Critique Igby

Sortie : le 7 mai 2003

Je connaissais déjà bien Maccaulay Culkin, j’avais croisé plusieurs fois Rory Culkin mais je n’avais pas encore vu de films avec le 3ème frangin, Kieran. Sachant qu’il était plus cantonné aux comédies que ses deux frangins (bien que le premier ne fasse plus grand-chose…), j’ai décidé de jeter un œil à sa filmographie et j’ai choisi Igby goes down. Comme dans plusieurs autres films, Rory Culkin joue son personnage plus jeune, un rôle qu’il a parfois tenu pour son frère Maccaulay, en son temps.

J’avais lu tout et n’importe quoi sur Igby : que c’était un film longuet et vide de sens, qu’il était hilarant et génial… J’avais envie qu’il me plaise mais je ne savais pas vraiment ce que j’allais trouver.

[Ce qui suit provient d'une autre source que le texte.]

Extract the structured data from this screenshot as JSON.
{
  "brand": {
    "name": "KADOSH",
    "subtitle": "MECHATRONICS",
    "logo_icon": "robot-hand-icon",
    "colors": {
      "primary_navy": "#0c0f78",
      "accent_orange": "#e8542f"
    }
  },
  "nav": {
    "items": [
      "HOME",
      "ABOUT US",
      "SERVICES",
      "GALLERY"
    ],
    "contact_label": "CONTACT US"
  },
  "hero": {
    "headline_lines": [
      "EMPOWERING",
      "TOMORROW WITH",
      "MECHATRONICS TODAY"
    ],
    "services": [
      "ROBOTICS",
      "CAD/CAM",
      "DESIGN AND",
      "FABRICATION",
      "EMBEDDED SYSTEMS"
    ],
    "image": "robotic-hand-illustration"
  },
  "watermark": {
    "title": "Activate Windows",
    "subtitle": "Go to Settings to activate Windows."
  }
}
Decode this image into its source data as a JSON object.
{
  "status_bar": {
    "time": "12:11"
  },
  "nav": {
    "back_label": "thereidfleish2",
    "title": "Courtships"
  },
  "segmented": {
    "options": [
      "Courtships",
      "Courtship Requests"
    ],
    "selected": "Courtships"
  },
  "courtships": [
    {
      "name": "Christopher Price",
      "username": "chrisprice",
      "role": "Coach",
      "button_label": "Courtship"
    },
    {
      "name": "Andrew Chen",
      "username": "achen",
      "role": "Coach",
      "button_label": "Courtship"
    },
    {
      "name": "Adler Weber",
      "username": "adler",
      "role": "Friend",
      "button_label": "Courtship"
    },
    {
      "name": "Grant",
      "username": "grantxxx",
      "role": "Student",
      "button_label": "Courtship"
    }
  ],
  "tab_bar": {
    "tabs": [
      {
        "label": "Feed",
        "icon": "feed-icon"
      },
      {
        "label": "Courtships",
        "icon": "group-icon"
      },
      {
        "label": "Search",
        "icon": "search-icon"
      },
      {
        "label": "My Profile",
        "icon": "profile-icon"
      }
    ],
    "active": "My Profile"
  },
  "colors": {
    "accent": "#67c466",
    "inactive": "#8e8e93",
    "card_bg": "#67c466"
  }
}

Ce film nous raconte la vie d’un adolescent de 17 ans. Cela fait longtemps qu’il ne compte plus sur son père, ce dernier ayant pété les plombs quelques années plus tôt. Sa mère, un monstre d’égoïsme, n’a réussi qu’à lui inspirer de la haine. Quant à son grand frère, Oliver, il est premier en tout et récolte les éloges de tous mais c’est un salaud. Ayant comme toujours été expulsé de son lycée (il a testé tous les établissements de la côte Est), Igby fugue et fonce à New York pour squatter le loft de son parrain, D.H.

Vous l’aurez peut-être compris, Igby nous dresse le portrait d’une famille haute en couleurs et dont les différents membres sont tous moins fréquentables les uns que les autres. Nous sommes pourtant chez des gens qui ont de l’argent, de l’éducation et des manières… mais cela ne les empêche pas de se tirer dans les pattes.

L’histoire m’a évidemment fait penser à L’attrape cœurs de Salinger. Soit l’histoire d’un adolescent qui, après s’être fait renvoyer de son lycée, fuit et se cache dans les méandres de New York. Je pense d’ailleurs que je ne vais pas tarder à le relire…

Tout au long du film, on suit les pérégrinations d’Igby qui cherche à fuir la pression parentale et à s’affirmer aux yeux d’un monde qui le prend encore pour un gros gamin… Certaines scènes sont extrêmement drôles, d’autres mettent un peu mal à l’aise mais comme tout est toujours tourné à la dérision, rien n’est jamais pesant ou déprimant.

En somme, Igby est un film qui s’adresse aux spectateurs aimant l’humour noir et le cynisme… ces derniers étant tous deux incarnés en la personnalité d’Igby, un adolescent insolent qui ne semble avoir du respect pour personne… Mais qui, autour de lui, mérite finalement le respect ? Pas grand monde… Cela dit, il a beau être impertinent avec tout le monde, il n’en reste pas moins attachant et très sympathique à nos yeux. Il a encore la force et surtout, la jeunesse nécessaires, pour se révolter et cherche à tracer sa propre route, coûte que coûte.

Tout au long du film, on croise évidemment de nombreux personnages secondaires incarnés par Susan Sarandon, Amanda Peet, Ryan Philippe… J’ai particulièrement aimé le personnage de Sookie, interprété par Claire Danes, une actrice que j’adore depuis les plus sombres années de mon adolescence.

Voilà, je conseille donc Igby à ceux et celles qui aiment les petits films sans prétention, sans intrigues folles mais avec des personnages hauts en couleurs et des scènes aussi émouvantes que drôles.